About mid-day Mr. and Mrs. Petulengro came to the dingle to pay the promised visit. Belle, at the time of their arrival, was in her tent, but I was at the fire-place, engaged in hammering part of the outer-tire, or defence, which had come off from one of the wheels of my vehicle. On perceiving them I forthwith went to receive them. Mr. Petulengro was dressed in Roman fashion, with a somewhat smartly-cut sporting-coat, the buttons of which were half-crowns— and a waistcoat, scarlet and black, the buttons of which were spaded half-guineas; his breeches were of a stuff half velveteen, half corduroy, the cords exceedingly broad. He had leggings of buff cloth, furred at the bottom; and upon his feet were highlows. Under his left arm was a long black whalebone riding-whip, with a red lash, and an immense silver knob. Upon his head was a hat with a high peak, somewhat of the kind which the Spaniards call calane, so much in favour with the bravos of Seville and Madrid. Now, when I have added that Mr. Petulengro had on a very fine white holland shirt, I think I have described his array. Mrs. Petulengro—I beg pardon for not having spoken of her first—was also arrayed very much in the Roman fashion. Her hair, which was exceedingly black and lustrous, fell in braids on either side of her head. In her ears were rings, with long drops of gold. Round her neck was a string of what seemed very much like very large pearls, somewhat tarnished, however, and apparently of considerable antiquity. “Here we are, brother,” said Mr. Petulengro; “here we are, come to see you—wizard and witch, witch and wizard:-
“’There’s a chovahanee, and a chovahano, The nav se len is Petulengro.’”

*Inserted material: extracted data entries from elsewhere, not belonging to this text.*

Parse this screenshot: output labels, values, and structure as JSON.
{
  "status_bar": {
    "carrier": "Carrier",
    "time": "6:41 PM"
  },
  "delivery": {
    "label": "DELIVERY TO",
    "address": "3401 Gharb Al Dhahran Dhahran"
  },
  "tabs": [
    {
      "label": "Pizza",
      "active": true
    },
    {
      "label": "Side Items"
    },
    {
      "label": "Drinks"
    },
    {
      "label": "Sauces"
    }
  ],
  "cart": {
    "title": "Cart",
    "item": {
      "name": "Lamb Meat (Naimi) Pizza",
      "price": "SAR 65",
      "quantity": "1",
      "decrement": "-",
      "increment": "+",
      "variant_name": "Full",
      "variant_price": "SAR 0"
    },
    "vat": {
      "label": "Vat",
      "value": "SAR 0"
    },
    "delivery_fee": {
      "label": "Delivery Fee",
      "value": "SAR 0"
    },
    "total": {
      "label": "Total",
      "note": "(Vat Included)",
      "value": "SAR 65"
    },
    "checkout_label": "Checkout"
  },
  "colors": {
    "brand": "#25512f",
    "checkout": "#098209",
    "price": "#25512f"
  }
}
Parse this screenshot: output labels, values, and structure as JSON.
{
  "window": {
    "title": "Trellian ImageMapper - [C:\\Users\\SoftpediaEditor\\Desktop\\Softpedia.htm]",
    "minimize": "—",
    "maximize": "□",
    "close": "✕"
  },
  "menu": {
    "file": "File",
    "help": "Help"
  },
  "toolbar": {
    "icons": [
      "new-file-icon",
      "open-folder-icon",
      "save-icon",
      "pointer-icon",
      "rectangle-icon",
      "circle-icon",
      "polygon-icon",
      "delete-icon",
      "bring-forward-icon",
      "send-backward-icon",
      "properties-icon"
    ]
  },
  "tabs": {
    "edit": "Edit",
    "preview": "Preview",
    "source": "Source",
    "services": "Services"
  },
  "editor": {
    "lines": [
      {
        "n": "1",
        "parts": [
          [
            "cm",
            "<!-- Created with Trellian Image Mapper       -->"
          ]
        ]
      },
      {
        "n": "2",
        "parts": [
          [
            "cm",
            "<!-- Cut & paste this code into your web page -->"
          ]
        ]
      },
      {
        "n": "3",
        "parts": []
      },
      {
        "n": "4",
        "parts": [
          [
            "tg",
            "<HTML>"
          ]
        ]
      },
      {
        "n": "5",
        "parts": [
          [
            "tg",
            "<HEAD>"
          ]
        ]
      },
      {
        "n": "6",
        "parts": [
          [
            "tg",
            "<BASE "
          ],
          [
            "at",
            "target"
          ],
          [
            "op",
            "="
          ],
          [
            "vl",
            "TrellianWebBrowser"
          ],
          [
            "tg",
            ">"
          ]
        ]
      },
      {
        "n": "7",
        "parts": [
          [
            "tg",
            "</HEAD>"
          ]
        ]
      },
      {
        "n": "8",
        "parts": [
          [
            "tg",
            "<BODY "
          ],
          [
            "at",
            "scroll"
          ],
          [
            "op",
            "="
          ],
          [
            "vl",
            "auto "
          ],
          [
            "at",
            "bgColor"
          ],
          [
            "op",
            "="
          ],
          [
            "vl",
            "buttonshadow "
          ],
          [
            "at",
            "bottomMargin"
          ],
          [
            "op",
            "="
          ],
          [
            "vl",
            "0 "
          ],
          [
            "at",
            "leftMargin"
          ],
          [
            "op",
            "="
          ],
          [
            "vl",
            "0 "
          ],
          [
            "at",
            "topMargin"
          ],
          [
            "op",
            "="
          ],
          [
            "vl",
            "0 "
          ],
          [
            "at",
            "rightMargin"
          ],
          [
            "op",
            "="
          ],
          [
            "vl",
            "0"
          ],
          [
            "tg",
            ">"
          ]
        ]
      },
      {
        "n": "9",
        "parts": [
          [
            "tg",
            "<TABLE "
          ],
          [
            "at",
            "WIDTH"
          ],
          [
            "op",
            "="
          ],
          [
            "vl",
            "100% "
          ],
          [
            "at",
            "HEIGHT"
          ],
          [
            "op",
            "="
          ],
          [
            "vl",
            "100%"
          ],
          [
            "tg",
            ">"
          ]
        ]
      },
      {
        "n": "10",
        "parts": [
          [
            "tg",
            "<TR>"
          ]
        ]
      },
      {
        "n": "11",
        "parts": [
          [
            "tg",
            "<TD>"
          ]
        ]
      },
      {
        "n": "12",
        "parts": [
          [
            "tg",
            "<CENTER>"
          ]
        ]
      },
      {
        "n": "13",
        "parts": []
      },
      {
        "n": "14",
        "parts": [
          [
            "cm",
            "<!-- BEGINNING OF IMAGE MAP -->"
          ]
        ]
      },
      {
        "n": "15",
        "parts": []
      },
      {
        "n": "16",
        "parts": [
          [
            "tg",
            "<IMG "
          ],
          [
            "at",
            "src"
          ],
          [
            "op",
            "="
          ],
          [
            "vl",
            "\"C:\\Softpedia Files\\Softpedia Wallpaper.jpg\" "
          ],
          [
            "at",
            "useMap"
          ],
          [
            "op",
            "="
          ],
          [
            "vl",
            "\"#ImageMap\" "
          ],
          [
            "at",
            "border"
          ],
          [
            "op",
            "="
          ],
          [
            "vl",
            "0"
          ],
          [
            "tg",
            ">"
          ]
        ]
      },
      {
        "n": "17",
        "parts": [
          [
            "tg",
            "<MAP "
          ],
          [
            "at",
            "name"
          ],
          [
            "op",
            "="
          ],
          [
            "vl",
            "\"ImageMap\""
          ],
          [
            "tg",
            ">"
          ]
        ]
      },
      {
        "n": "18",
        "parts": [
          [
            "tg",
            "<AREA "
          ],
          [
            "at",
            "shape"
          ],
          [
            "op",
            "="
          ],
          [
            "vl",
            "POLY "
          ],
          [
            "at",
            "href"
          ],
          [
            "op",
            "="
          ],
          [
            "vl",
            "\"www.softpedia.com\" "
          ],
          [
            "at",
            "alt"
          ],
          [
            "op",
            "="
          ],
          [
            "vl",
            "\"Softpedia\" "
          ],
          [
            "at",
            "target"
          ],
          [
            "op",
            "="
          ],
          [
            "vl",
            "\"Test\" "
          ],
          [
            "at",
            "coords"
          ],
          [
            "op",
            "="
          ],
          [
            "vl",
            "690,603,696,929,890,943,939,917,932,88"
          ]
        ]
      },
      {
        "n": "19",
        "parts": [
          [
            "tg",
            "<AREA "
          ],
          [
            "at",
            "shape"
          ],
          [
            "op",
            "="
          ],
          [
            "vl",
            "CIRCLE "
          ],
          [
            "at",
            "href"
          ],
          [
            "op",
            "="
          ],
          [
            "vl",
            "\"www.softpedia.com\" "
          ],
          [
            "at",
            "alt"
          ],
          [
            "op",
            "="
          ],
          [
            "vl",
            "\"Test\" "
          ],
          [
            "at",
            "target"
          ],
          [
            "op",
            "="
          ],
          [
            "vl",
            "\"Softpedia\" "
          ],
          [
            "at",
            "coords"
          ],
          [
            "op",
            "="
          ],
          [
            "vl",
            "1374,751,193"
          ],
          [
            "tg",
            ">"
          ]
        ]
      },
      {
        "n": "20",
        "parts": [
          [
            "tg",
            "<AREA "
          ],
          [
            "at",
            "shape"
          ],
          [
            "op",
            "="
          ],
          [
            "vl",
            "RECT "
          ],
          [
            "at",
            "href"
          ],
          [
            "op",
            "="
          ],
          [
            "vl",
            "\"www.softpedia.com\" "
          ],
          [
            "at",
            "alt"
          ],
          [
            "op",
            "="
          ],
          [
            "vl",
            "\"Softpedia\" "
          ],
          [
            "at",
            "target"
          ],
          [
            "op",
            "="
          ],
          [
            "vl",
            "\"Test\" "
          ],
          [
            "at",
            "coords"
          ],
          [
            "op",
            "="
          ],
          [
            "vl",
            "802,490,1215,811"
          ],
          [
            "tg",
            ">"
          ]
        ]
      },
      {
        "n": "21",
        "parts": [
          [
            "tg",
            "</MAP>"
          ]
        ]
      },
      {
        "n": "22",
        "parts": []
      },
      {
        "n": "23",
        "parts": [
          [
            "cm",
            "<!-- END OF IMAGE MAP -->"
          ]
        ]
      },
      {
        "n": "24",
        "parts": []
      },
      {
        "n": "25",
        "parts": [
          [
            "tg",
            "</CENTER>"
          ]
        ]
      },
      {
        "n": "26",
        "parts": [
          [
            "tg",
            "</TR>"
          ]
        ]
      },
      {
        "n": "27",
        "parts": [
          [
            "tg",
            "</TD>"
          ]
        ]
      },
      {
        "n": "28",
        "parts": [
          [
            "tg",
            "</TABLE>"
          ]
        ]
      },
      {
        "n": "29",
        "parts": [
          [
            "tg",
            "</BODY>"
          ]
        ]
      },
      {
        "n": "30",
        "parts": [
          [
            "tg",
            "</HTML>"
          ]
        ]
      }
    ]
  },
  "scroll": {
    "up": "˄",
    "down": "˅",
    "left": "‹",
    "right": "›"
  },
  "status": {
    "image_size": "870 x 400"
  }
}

“Hold your tongue, sir,” said Mrs. Petulengro; “you make me ashamed of you with your vulgar ditties. We are come a visiting now, and everything low should be left behind.”
“True,” said Mr. Petulengro; “why bring what’s low to the dingle, which is low enough already?”
“What, are you a catcher at words?” said I. “I thought that catching at words had been confined to the pothouse farmers and village witty bodies.”
“All fools,” said Mrs. Petulengro, “catch at words, and very naturally, as by so doing they hope to prevent the possibility of rational conversation. Catching at words confined to pothouse farmers, and village witty bodies! No, not to Jasper Petulengro. Listen for an hour or two to the discourse of a set they call newspaper editors, and if you don’t go out and eat grass, as a dog does when he is sick, I am no female woman. The young lord whose hand I refused when I took up with wise Jasper, once brought two of them to my mother’s tan, when hankering after my company; they did nothing but carp at each other’s words, and a pretty hand they made of it. Ill-favoured dogs they were; and their attempts at what they called wit almost as unfortunate as their countenances.”
“Well,” said I, “madam, we will drop all catchings and carpings for the present. Pray take your seat on this stool, whilst I go and announce to Miss Isopel Berners your arrival.”